We
investigated the reaction of O(3P) with cyclopentene
at 4 Torr and 298 K using time-resolved multiplexed photoionization
mass spectrometry, where O(3P) radicals were generated
by 351 nm photolysis of NO2 and reacted with excess cyclopentene
in He under pseudo-first-order conditions. The resulting products
were sampled, ionized, and detected by tunable synchrotron vacuum
ultraviolet radiation and an orthogonal acceleration time-of-flight
mass spectrometer. This technique enabled measurement of both mass
spectra and photoionization spectra as functions of time following
the initiation of the reaction. We observe propylketene (41%), acrolein
+ ethene (37%), 1-butene + CO (19%), and cyclopentene oxide (3%),
of which the propylketene pathway was previously unidentified experimentally
and theoretically. The automatically explored reactive potential energy
landscape at the CCSD(T)-F12a/cc-pVTZ//ωB97X-D/6-311++G(d,p)
level and the related master equation calculations predict that cyclopentene
oxide is formed on the singlet potential energy surface, whereas propylketene
is first formed on the triplet surface. These calculations provide
evidence that significant intersystem crossing can happen in this
reaction not only around the geometry of the initial triplet adduct
but also around that of triplet propylketene. The formation of 1-butene
+ CO is initiated on the triplet surface, with bond cleavage and hydrogen
transfer occurring during intersystem crossing to the singlet surface.

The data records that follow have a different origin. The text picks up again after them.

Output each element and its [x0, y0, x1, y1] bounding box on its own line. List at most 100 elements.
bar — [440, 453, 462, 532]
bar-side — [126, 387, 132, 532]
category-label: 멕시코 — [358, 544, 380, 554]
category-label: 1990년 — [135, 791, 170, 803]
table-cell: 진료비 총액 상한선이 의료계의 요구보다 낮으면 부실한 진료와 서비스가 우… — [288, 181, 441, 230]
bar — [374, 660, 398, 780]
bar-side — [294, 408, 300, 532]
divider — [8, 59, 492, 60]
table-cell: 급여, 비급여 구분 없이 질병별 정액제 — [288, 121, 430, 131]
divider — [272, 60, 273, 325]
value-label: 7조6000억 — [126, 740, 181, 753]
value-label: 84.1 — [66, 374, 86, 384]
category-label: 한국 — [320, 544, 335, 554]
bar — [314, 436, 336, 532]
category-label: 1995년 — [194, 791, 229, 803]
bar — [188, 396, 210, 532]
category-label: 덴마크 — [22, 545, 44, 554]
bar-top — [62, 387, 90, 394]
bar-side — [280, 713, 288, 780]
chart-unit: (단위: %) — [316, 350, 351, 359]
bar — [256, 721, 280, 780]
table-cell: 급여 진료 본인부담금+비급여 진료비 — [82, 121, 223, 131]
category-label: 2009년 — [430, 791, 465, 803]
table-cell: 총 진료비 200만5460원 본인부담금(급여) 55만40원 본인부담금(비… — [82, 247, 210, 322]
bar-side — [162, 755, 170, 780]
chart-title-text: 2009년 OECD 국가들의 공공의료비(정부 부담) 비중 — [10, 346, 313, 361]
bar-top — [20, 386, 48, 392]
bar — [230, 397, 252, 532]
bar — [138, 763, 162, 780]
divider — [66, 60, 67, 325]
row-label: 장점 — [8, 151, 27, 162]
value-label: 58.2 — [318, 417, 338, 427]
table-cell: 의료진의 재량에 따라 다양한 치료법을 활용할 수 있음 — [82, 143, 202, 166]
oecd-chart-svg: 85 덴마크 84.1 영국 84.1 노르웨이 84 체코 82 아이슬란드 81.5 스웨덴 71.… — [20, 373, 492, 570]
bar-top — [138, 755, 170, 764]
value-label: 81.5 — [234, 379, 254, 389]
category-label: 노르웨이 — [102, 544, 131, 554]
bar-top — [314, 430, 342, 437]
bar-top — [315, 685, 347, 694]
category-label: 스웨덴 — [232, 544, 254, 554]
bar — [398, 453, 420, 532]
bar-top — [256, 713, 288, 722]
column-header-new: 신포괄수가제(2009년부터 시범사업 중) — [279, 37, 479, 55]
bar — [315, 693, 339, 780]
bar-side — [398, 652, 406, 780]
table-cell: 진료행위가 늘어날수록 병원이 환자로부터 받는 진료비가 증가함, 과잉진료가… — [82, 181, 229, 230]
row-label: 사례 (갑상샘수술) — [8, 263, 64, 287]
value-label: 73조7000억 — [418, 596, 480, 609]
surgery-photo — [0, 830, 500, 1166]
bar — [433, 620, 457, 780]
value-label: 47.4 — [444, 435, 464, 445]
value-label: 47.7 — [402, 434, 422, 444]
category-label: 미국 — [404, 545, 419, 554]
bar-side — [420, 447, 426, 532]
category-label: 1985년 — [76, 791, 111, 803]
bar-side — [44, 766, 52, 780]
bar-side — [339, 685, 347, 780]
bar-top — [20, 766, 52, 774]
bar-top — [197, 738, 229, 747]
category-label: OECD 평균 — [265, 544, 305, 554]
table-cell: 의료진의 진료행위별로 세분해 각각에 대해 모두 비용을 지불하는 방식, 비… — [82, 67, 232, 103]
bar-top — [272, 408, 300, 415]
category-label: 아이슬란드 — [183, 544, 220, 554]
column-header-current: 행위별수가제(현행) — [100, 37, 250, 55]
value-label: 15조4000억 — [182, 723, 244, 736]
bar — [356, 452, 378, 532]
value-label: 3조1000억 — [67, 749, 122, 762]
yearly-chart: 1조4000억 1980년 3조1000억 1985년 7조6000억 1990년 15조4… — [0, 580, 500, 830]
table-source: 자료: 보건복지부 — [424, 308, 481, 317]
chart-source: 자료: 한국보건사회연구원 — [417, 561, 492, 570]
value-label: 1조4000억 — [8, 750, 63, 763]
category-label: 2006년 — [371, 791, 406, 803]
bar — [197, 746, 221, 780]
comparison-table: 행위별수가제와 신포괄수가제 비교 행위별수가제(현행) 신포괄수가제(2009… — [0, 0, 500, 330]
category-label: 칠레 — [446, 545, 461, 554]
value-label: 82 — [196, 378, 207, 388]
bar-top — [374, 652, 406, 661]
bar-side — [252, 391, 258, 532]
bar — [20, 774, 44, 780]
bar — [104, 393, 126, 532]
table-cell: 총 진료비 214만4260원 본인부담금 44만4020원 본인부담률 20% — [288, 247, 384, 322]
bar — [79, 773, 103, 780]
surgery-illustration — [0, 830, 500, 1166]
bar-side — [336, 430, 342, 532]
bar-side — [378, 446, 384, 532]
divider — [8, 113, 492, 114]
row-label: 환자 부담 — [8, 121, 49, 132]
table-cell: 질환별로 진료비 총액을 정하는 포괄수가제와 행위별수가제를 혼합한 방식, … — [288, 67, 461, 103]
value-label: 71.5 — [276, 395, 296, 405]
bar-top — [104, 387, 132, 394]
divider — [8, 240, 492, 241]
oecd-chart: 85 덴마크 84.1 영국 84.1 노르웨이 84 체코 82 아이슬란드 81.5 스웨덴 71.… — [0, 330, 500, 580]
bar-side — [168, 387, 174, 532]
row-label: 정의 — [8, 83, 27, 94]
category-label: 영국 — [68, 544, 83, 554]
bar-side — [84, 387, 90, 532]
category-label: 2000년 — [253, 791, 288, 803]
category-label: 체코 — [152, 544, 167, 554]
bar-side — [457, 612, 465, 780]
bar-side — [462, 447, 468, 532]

At present, we are unable to explain the mechanistic origins of the
acrolein + ethene channel, and we thus refrain from assigning singlet
or triplet reactivity to this channel. Overall, at least 60% of the
products result from triplet reactivity. We propose that the reactivity
of cyclic alkenes with O(3P) is influenced by their greater
effective degree of unsaturation compared with acyclic alkenes. This
work also suggests that searches for minimum-energy crossing points
that connect triplet surfaces to singlet surfaces should extend beyond
the initial adducts.